Re: futex_cmpxchg_enabled breakage

From: Thomas Gleixner
Date: Thu Aug 30 2018 - 05:20:06 EST


On Wed, 29 Aug 2018, Rich Felker wrote:

> I just spent a number of hours helping someone track down a bug that
> looks like it's some kind of futex_cmpxchg_enabled detection error on
> powerpc64 (still not sure of the root cause; set_robust_list producing
> -ENOSYS), and a while back I hit the same problem on sh2 due to lack
> of EFAULT on nommu, leading to commit 72cc564f16ca. I think the test
> (introduced way back in commit a0c1e9073ef7) is fundamentally buggy;
> if anything, it should be checking for !=-ENOSYS, not ==-EFAULT.

Errm? This does a futex_cmpxchg() on NULL which has to return EFAULT if
it's available.
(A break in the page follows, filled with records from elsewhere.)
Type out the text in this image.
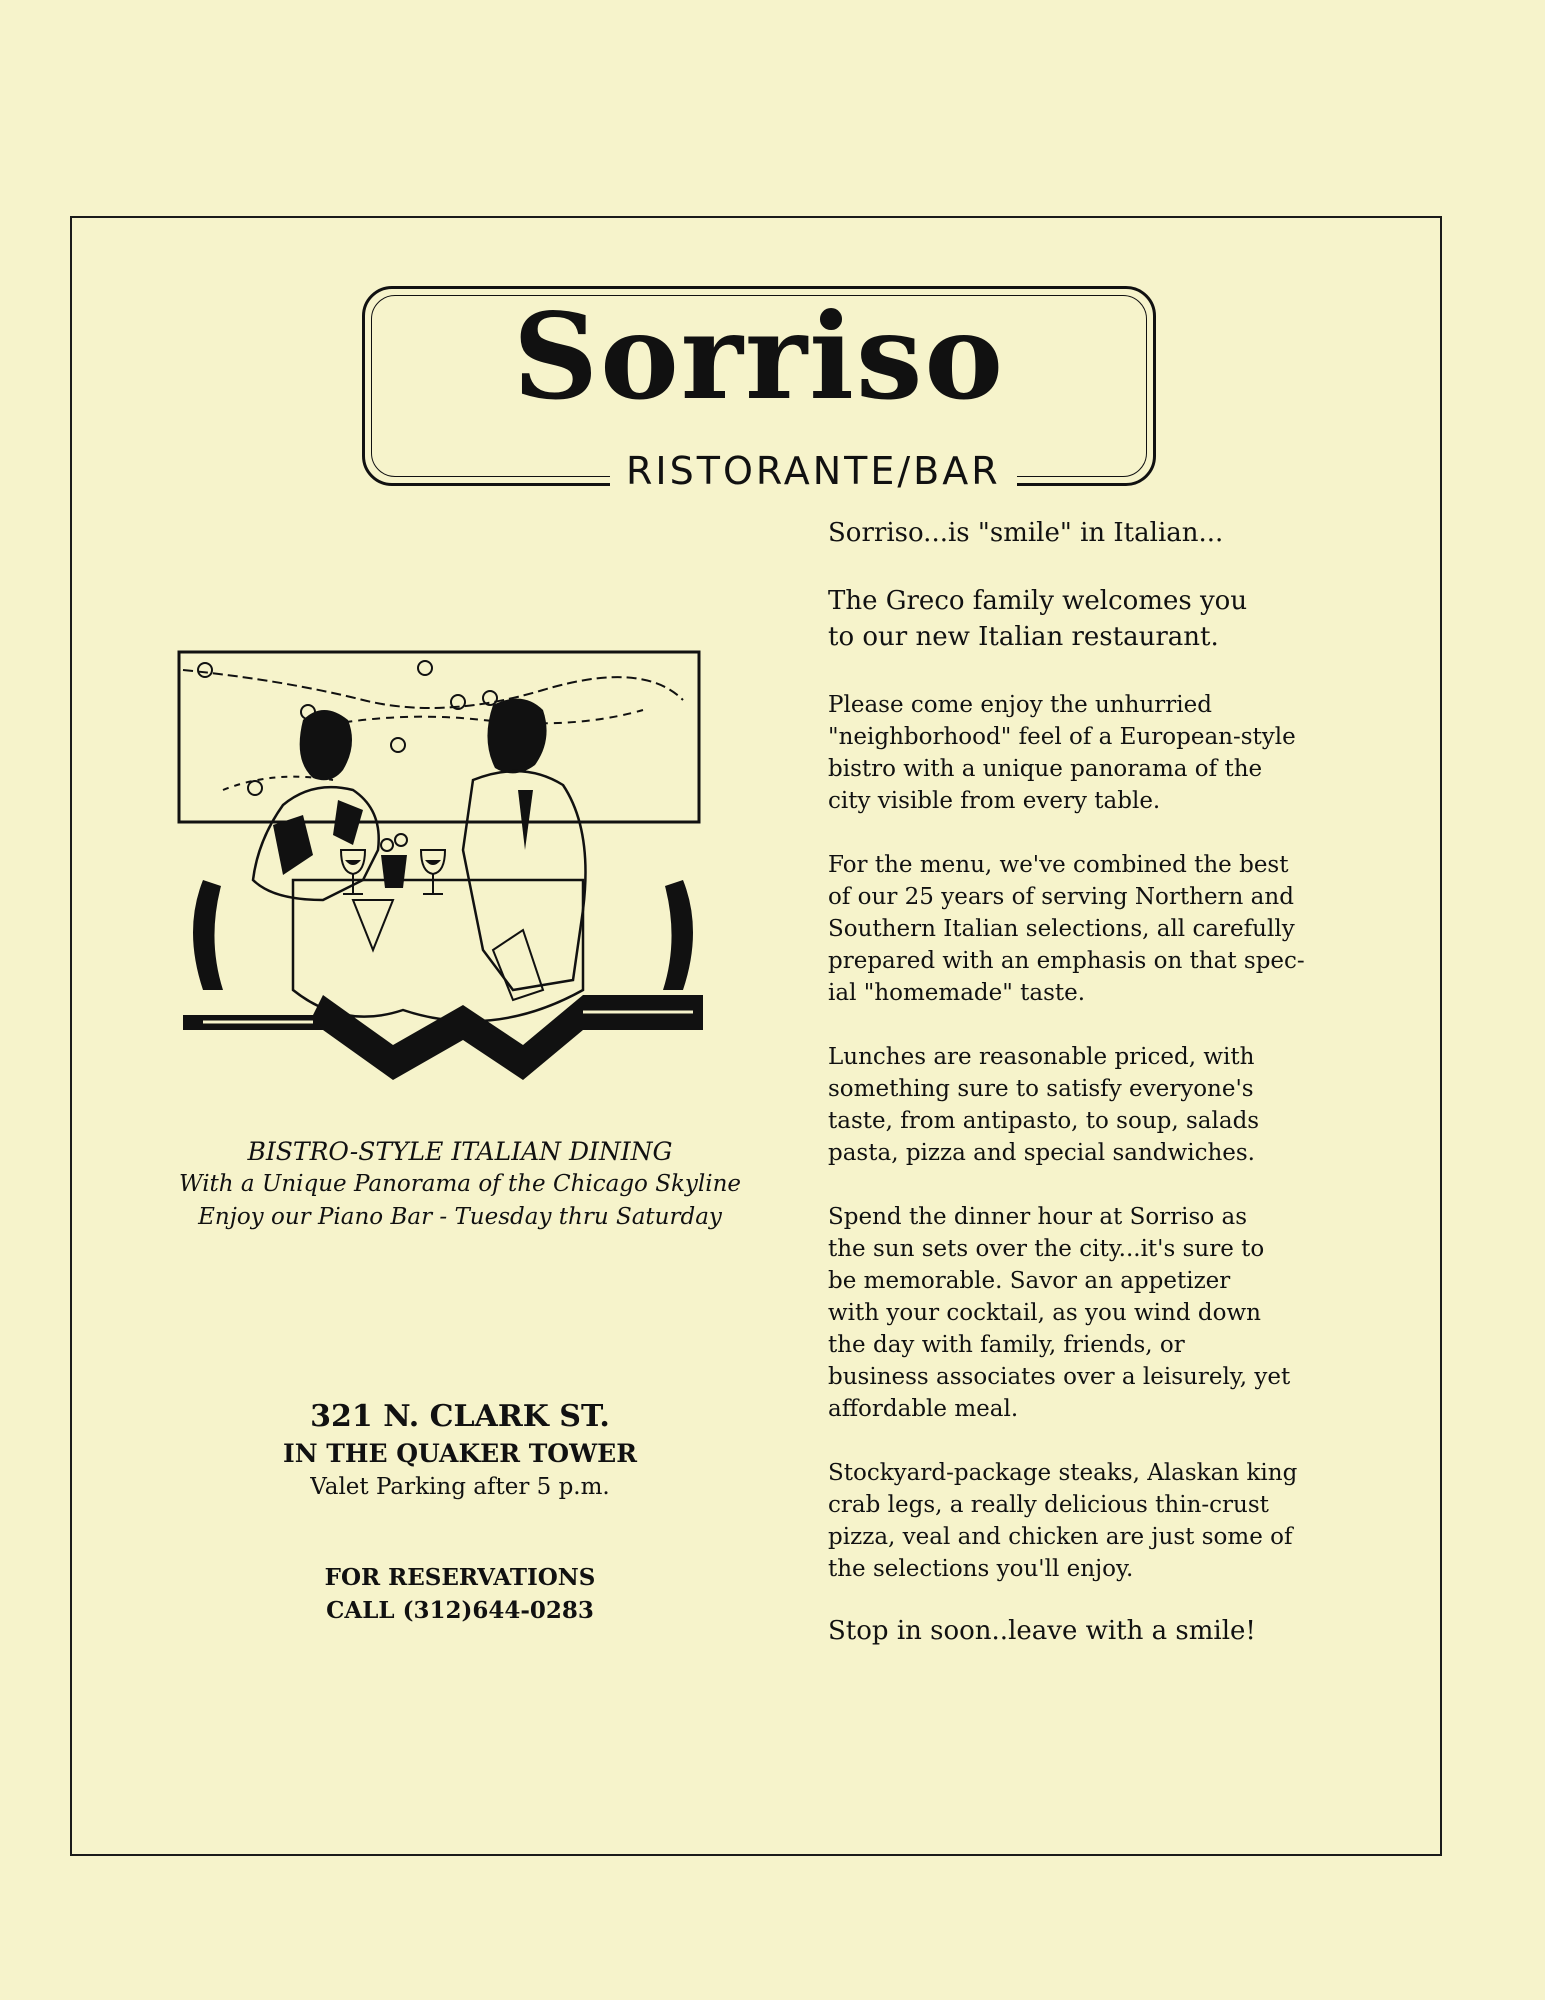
Sorriso
RISTORANTE/BAR
BISTRO-STYLE ITALIAN DINING
With a Unique Panorama of the Chicago Skyline
Enjoy our Piano Bar - Tuesday thru Saturday
321 N. CLARK ST.
IN THE QUAKER TOWER
Valet Parking after 5 p.m.
FOR RESERVATIONS
CALL (312)644-0283

Sorriso...is "smile" in Italian...

The Greco family welcomes you
to our new Italian restaurant.

Please come enjoy the unhurried
"neighborhood" feel of a European-style
bistro with a unique panorama of the
city visible from every table.

For the menu, we've combined the best
of our 25 years of serving Northern and
Southern Italian selections, all carefully
prepared with an emphasis on that spec-
ial "homemade" taste.

Lunches are reasonable priced, with
something sure to satisfy everyone's
taste, from antipasto, to soup, salads
pasta, pizza and special sandwiches.

Spend the dinner hour at Sorriso as
the sun sets over the city...it's sure to
be memorable. Savor an appetizer
with your cocktail, as you wind down
the day with family, friends, or
business associates over a leisurely, yet
affordable meal.

Stockyard-package steaks, Alaskan king
crab legs, a really delicious thin-crust
pizza, veal and chicken are just some of
the selections you'll enjoy.

Stop in soon..leave with a smile!
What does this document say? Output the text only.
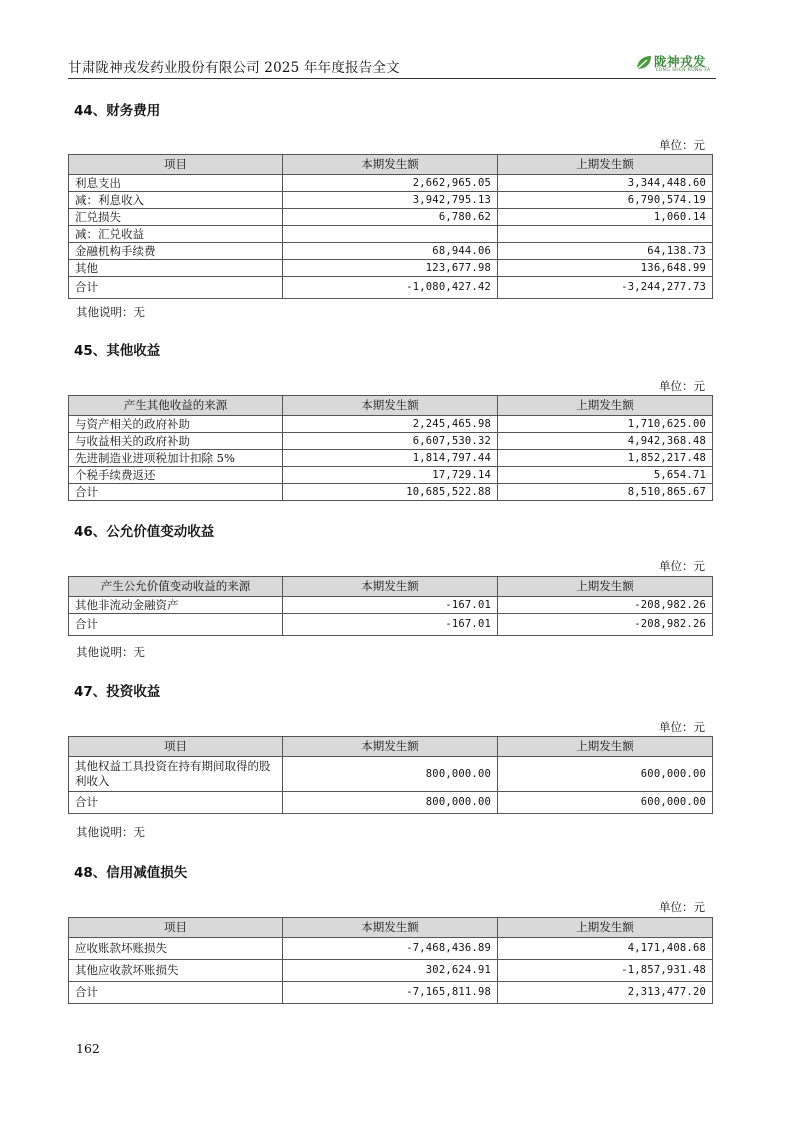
甘肃陇神戎发药业股份有限公司 2025 年年度报告全文	陇神戎发
LONG SHEN RONG FA
44、财务费用
单位：元
项目	本期发生额	上期发生额
利息支出	2,662,965.05	3,344,448.60
减：利息收入	3,942,795.13	6,790,574.19
汇兑损失	6,780.62	1,060.14
减：汇兑收益		
金融机构手续费	68,944.06	64,138.73
其他	123,677.98	136,648.99
合计	-1,080,427.42	-3,244,277.73
其他说明：无
45、其他收益
单位：元
产生其他收益的来源	本期发生额	上期发生额
与资产相关的政府补助	2,245,465.98	1,710,625.00
与收益相关的政府补助	6,607,530.32	4,942,368.48
先进制造业进项税加计扣除 5%	1,814,797.44	1,852,217.48
个税手续费返还	17,729.14	5,654.71
合计	10,685,522.88	8,510,865.67
46、公允价值变动收益
单位：元
产生公允价值变动收益的来源	本期发生额	上期发生额
其他非流动金融资产	-167.01	-208,982.26
合计	-167.01	-208,982.26
其他说明：无
47、投资收益
单位：元
项目	本期发生额	上期发生额
其他权益工具投资在持有期间取得的股利收入	800,000.00	600,000.00
合计	800,000.00	600,000.00
其他说明：无
48、信用减值损失
单位：元
项目	本期发生额	上期发生额
应收账款坏账损失	-7,468,436.89	4,171,408.68
其他应收款坏账损失	302,624.91	-1,857,931.48
合计	-7,165,811.98	2,313,477.20
162
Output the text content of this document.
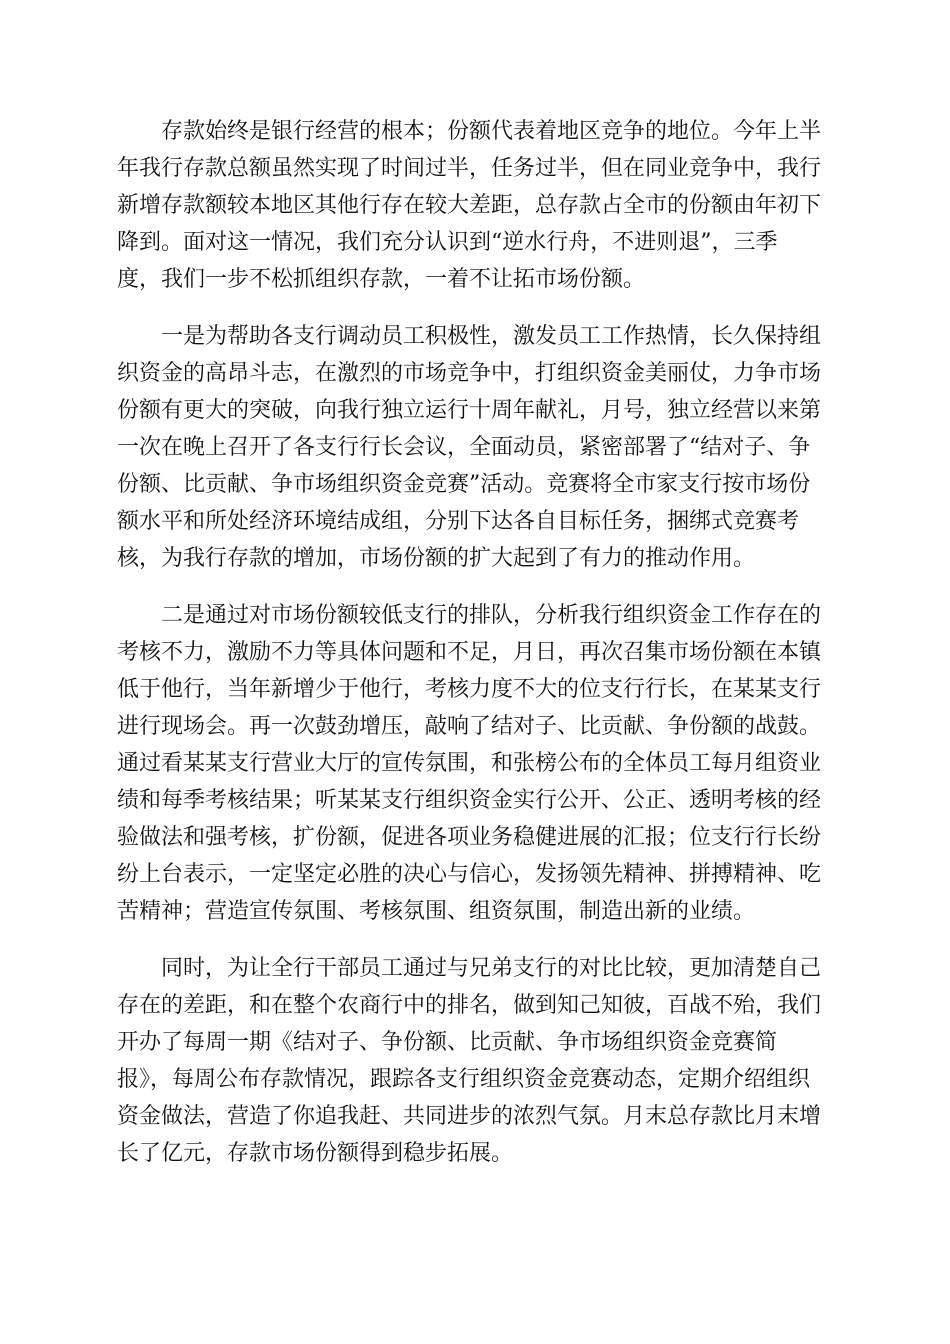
存款始终是银行经营的根本；份额代表着地区竞争的地位。今年上半
年我行存款总额虽然实现了时间过半，任务过半，但在同业竞争中，我行
新增存款额较本地区其他行存在较大差距，总存款占全市的份额由年初下
降到。面对这一情况，我们充分认识到“逆水行舟，不进则退”，三季
度，我们一步不松抓组织存款，一着不让拓市场份额。

一是为帮助各支行调动员工积极性，激发员工工作热情，长久保持组
织资金的高昂斗志，在激烈的市场竞争中，打组织资金美丽仗，力争市场
份额有更大的突破，向我行独立运行十周年献礼，月号，独立经营以来第
一次在晚上召开了各支行行长会议，全面动员，紧密部署了“结对子、争
份额、比贡献、争市场组织资金竞赛”活动。竞赛将全市家支行按市场份
额水平和所处经济环境结成组，分别下达各自目标任务，捆绑式竞赛考
核，为我行存款的增加，市场份额的扩大起到了有力的推动作用。

二是通过对市场份额较低支行的排队，分析我行组织资金工作存在的
考核不力，激励不力等具体问题和不足，月日，再次召集市场份额在本镇
低于他行，当年新增少于他行，考核力度不大的位支行行长，在某某支行
进行现场会。再一次鼓劲增压，敲响了结对子、比贡献、争份额的战鼓。
通过看某某支行营业大厅的宣传氛围，和张榜公布的全体员工每月组资业
绩和每季考核结果；听某某支行组织资金实行公开、公正、透明考核的经
验做法和强考核，扩份额，促进各项业务稳健进展的汇报；位支行行长纷
纷上台表示，一定坚定必胜的决心与信心，发扬领先精神、拼搏精神、吃
苦精神；营造宣传氛围、考核氛围、组资氛围，制造出新的业绩。

同时，为让全行干部员工通过与兄弟支行的对比比较，更加清楚自己
存在的差距，和在整个农商行中的排名，做到知己知彼，百战不殆，我们
开办了每周一期《结对子、争份额、比贡献、争市场组织资金竞赛简
报》，每周公布存款情况，跟踪各支行组织资金竞赛动态，定期介绍组织
资金做法，营造了你追我赶、共同进步的浓烈气氛。月末总存款比月末增
长了亿元，存款市场份额得到稳步拓展。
There is nothing fundamentally buggy about it at all.

> Presumably it could also fail to produce -EFAULT if mmap_min_addr is 0
> and page 0 is mapped (a bad idea, but maybe someone does it...). And
> of course other nommu archs are possibly still broken.

If NULL is mapped in the kernel then a lot of other things are broken. The
futex thing is then the least of your worries.

> Ultimately from an API perspective, the functionality that depends on
> futex_cmpxchg_enabled is non-optional, and the current approach of
> treating it as something that can be disabled via detection at runtime
> is fragile and wrong.

The availibility of the interfaces which depend on futex_cmpxchg_enabled
has been runtime detectable forever and it's documented that way. I have no
idea why you think it's non-optional. If you made it unconditional in your
lib, then it's hardly the kernels problem.

> If there are no archs that support SMP but don't provide their own
> asm/futex.h (as opposed to the asm-generic one that does -ENOSYS on
> SMP), the detection code should just be removed, and the SMP case in
> asm-generic/futex.h should be made into #error.

And why so? Just because?

> If there are archs that support SMP but don't provide their own
> working asm/futex.h, then asm-generic/futex.h's SMP case should be
> enhanced to perform a stop-the-world IPI and then do the same thing as
> the non-SMP case (disable preemption[/interrupts?], perform the
> cmpxchg non-atomically).
>
> Thoughts? Would a patch to do this be acceptable?

No. There is nothing at all in the world which requires that PI futexes and
robust list are provided and even if you implement that hack in the kernel
then the user space side still does not work because the user space part of
those interfaces has a hard dependency on working cmpxchg as well.

Thanks,

tglx